Still, there’s considerable room for common ground in this debate. By focusing exclusively on stigma, the media and mental health campaigns are in danger of perpetuating prejudice. Everyone who cares about improving public dialogue should help push back. There’s also a pragmatic aspect to expanding our vocabulary around mental illness. Stigma often focuses on attitudes rather than institutional shortcomings. 

It’s worth spending more time exploring why so many of us with mental illnesses are denied treatment or pushed out of jobs. You have a medical condition that isn’t being treated? That’s discrimination. Someone thinks you’re less employable because of your illness? That’s bigotry. There’s so much more room to touch on these specific failings concerning employment, medical care, and governmental support. The conversation can’t begin and end with stigma. 

Our society is at the very beginning of acknowledging that mental illnesses are legitimate. 

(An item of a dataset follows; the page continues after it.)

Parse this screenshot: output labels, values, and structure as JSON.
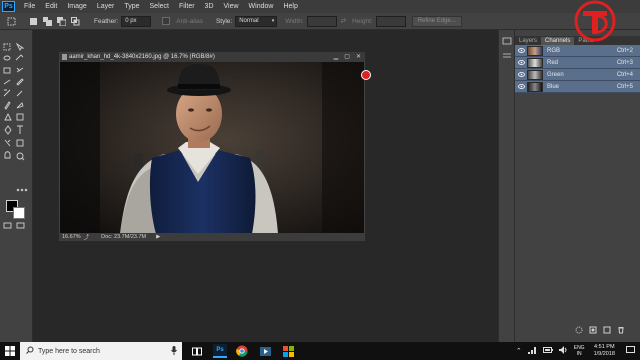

The beginnings of change are always rough and rarely subtle. Well-intentioned organizations will often seize on the most obvious way to help, without recognizing any of the complexities involved. For many charities and media organizations, what that means is narrowing in on stigma to the exclusion of other, equally important, stories. Good intentions aren’t an excuse for getting it wrong. However, the exclusion of the word stigma strikes me as a heavy-handed approach to a complex issue. 

Stigma continues to play a role in how we collectively interact with mental illness. Could you assemble enough other words to express what stigma does? Yes, probably. But, in the end, stigma is a clear and serviceable way to describe an important concept. Public conversations aren’t straightforward and sacrificing clarity doesn’t help. 

I’d argue that the solution lies in broadening the conversation around mental health to include more voices and different kinds of stories. 

The way to do that is to build on what’s already there, not by making an already inadequate conversation ever narrower. 

We can all focus on demanding that the full spectrum of stories about mental illness be represented. Both sides of the stigma debate can also join in holding charities and the media to account when that doesn’t occur. Ultimately this debate is a sign of progress, evidence that more of us are being brought into the fold. People with a mental illness have historically been excluded from conversations around our place in society. Now we’re joining in, finding topics with which we agree and disagree. The public dialogue around mental illness still has a long way to go, but this is where it starts: as a raucous and encouraging mess. I intend to keep using stigma but have never been happier to find people who think that I’m wrong.